Friday, April 24, 2009

Final NYU Tax Policy Colloquium of 2009

Yesterday we had our final session, featuring Tom Brennan's Certainty and Uncertainty in the Taxation of Risky Returns.

Tom's article, still in early draft form, is a contribution to the extensive Domar-Musgrave literature on the treatment of risk in an income or consumption tax. It's well-established in that literature that, with a uniform tax rate (including loss refundability) and complete financial markets, neither an income tax nor a consumption tax affects the after-tax return available to taxpayers on their investment portfolios, except that the income tax hits the entire portfolio at the tax rate times the risk-free rate. That rendering may sound esoteric, but the key point is that taxpayers can undo the tax system's mandatory insurance by suitably adjusting their pre-tax portfolios, again assuming that financial markets are complete.

While the Domar-Musgrave reasoning notoriously requires all sorts of strong assumptions, these help to focus (as I put it at the session) on the "income-ness" of the tax base. In other words, there's no claim that the actual tax system has no effect on risk; rather, its being an income tax has no effect that wouldn't generally be the same (e.g., due to incomplete markets) if it were instead a consumption tax.

One feature of the actual tax system actually having a huge effect on risk-bearing is the lack of full proportionate rates. Rates on positive income are graduated (though for large corporations this is relatively insignificant), and net losses are non-refundable except insofar as one has net income in other years permitting the use of net operating losses (NOLs).

Tom Brennan, who has a math PhD, aims in his paper to give us a new way of looking at the tax rate effect on risk. Taking the simple case of an investment that will either gain $X (taxable at the statutory rate) or lose $Y (assumed to be non-recoverable despite the possibility of other taxable income in the same or a different year), he models nonrefundability as equivalent to a government call option on the value of the asset, based on the statutory rate.

His analysis used investments changing value over time, but I thought it could be made simpler through an example involving an instantaneous coin toss bet. E.g., suppose if it's heads you win $100, tails you lose $100, and the tax rate is 50%.

The standard Domar-Musgrave point (leaving out time and thus income taxation) could be illustrated by noting that, if there's a 50% tax with full loss offsets, all you have to do is double the bet to $200 pre-tax to end up in exactly the same place as if there were no tax.

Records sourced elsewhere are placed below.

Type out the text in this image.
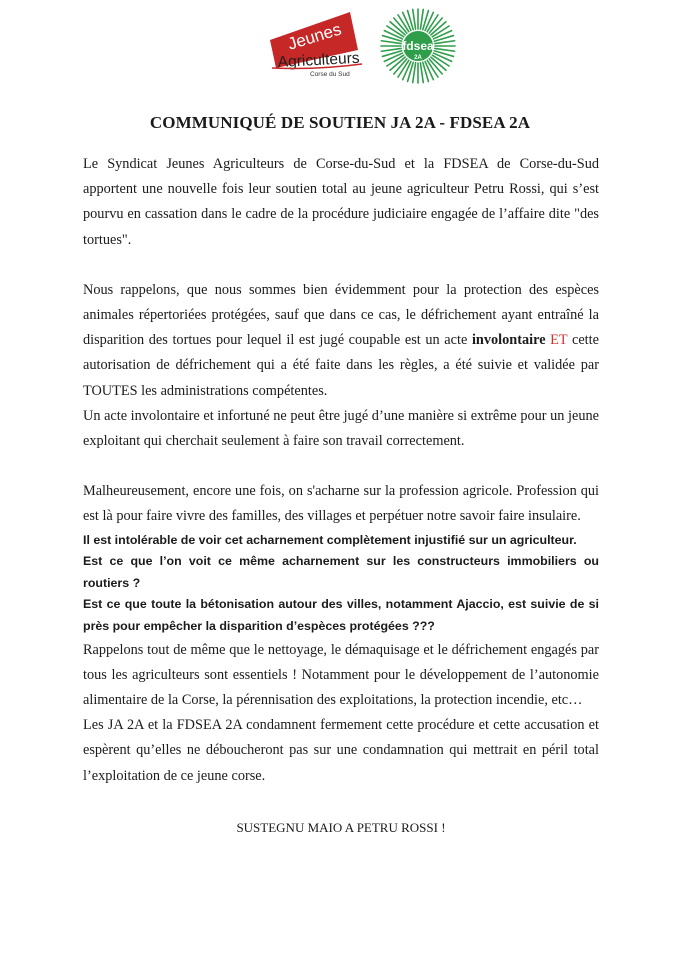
Jeunes
Agriculteurs
Corse du Sud
fdsea
2A
COMMUNIQUÉ DE SOUTIEN JA 2A - FDSEA 2A

Le Syndicat Jeunes Agriculteurs de Corse-du-Sud et la FDSEA de Corse-du-Sud apportent une nouvelle fois leur soutien total au jeune agriculteur Petru Rossi, qui s’est pourvu en cassation dans le cadre de la procédure judiciaire engagée de l’affaire dite "des tortues".

Nous rappelons, que nous sommes bien évidemment pour la protection des espèces animales répertoriées protégées, sauf que dans ce cas, le défrichement ayant entraîné la disparition des tortues pour lequel il est jugé coupable est un acte involontaire ET cette autorisation de défrichement qui a été faite dans les règles, a été suivie et validée par TOUTES les administrations compétentes.

Un acte involontaire et infortuné ne peut être jugé d’une manière si extrême pour un jeune exploitant qui cherchait seulement à faire son travail correctement.

Malheureusement, encore une fois, on s'acharne sur la profession agricole. Profession qui est là pour faire vivre des familles, des villages et perpétuer notre savoir faire insulaire.

Il est intolérable de voir cet acharnement complètement injustifié sur un agriculteur.

Est ce que l’on voit ce même acharnement sur les constructeurs immobiliers ou routiers ?

Est ce que toute la bétonisation autour des villes, notamment Ajaccio, est suivie de si près pour empêcher la disparition d’espèces protégées ???

Rappelons tout de même que le nettoyage, le démaquisage et le défrichement engagés par tous les agriculteurs sont essentiels ! Notamment pour le développement de l’autonomie alimentaire de la Corse, la pérennisation des exploitations, la protection incendie, etc…

Les JA 2A et la FDSEA 2A condamnent fermement cette procédure et cette accusation et espèrent qu’elles ne déboucheront pas sur une condamnation qui mettrait en péril total l’exploitation de ce jeune corse.

SUSTEGNU MAIO A PETRU ROSSI !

Tom proposes to look at the case where the gain is still taxable at 50% but the loss is disallowed. Now, to restore after-tax the $200 dispersion in outcomes that you had in the non-tax world (since you'd either gain or lose $100), the amount bet has to be jumped up to $133.33. This will leave you, after-tax, either plus $66.67 or minus $133.33. Only, this is not very satisfying despite restoration of the prior level of dispersion, since the expected after-tax return is now minus 25%. So in fact you'd refuse to bet if you demand at least the 0 expected return that you could have gotten by doing nothing.

Tom notes that one could look at the government's tax claim as akin to its having gotten a free call option permitting it to claim half of the betting outcome. Win and the government takes half of your risky outcome for the strike price of zero; lose and the government lets the option expire as it's out of the money (a negative return being worth less than zero). Under these facts, the government's option was worth ex ante 25% of the amount bet.

Final step in restoring Domar-Musgrave style equivalence, if you happen to have an aesthetic taste for going there, is that, if the government compensated the TP for the value of the option, we'd end up (as in the standard Domar-Musgrave scenario). Specifically, the TP would bet $133.33, the government would hand him $33.33 in cash to make up for the option that it's taken, and the taxpayer would end up after resolution of this bet with either $66.67 or minus $133.33, in either case plus the cash that the government handed him.

The point not being that this is either a policy recommendation or a prediction of any kind; it just closes the circle so we can square our accounts (so to speak). Or, a bit more pertinently, if the government doesn't compensate the TP for the value of the option (and why would it, if it evidently wants to impose the asymmetric tax), the value of the option that's been taken tells us something about the burden being imposed through the asymmetric rates.

All this may sound a bit esoteric, but it was a good last PM session, as we were able to help clarify what the paper says (it's math-heavy and tough reading for lawyers). Question to be answered down the road is how much the model helps us in advancing our understanding of the real world impact of asymmetric rates. While this particular way of parsing them is new, experts have certainly long understood that loss nonrefundability is potentially important to risk-taking, as are graduated marginal rates.

More on this from me in a few days and in a different setting. I will be in Milan, Italy for a couple of days next week, to speak on April 30 at a conference entitled "Tax Policy and the Financial Crisis," to be held at Econpubblica, Universita Bocconi. I'll be on a panel addressing the financial crisis's long-term implications for tax reform, and one of the topics I plan to address is the interplay between loss nonrefundability and excessive risk-taking, AIG-style.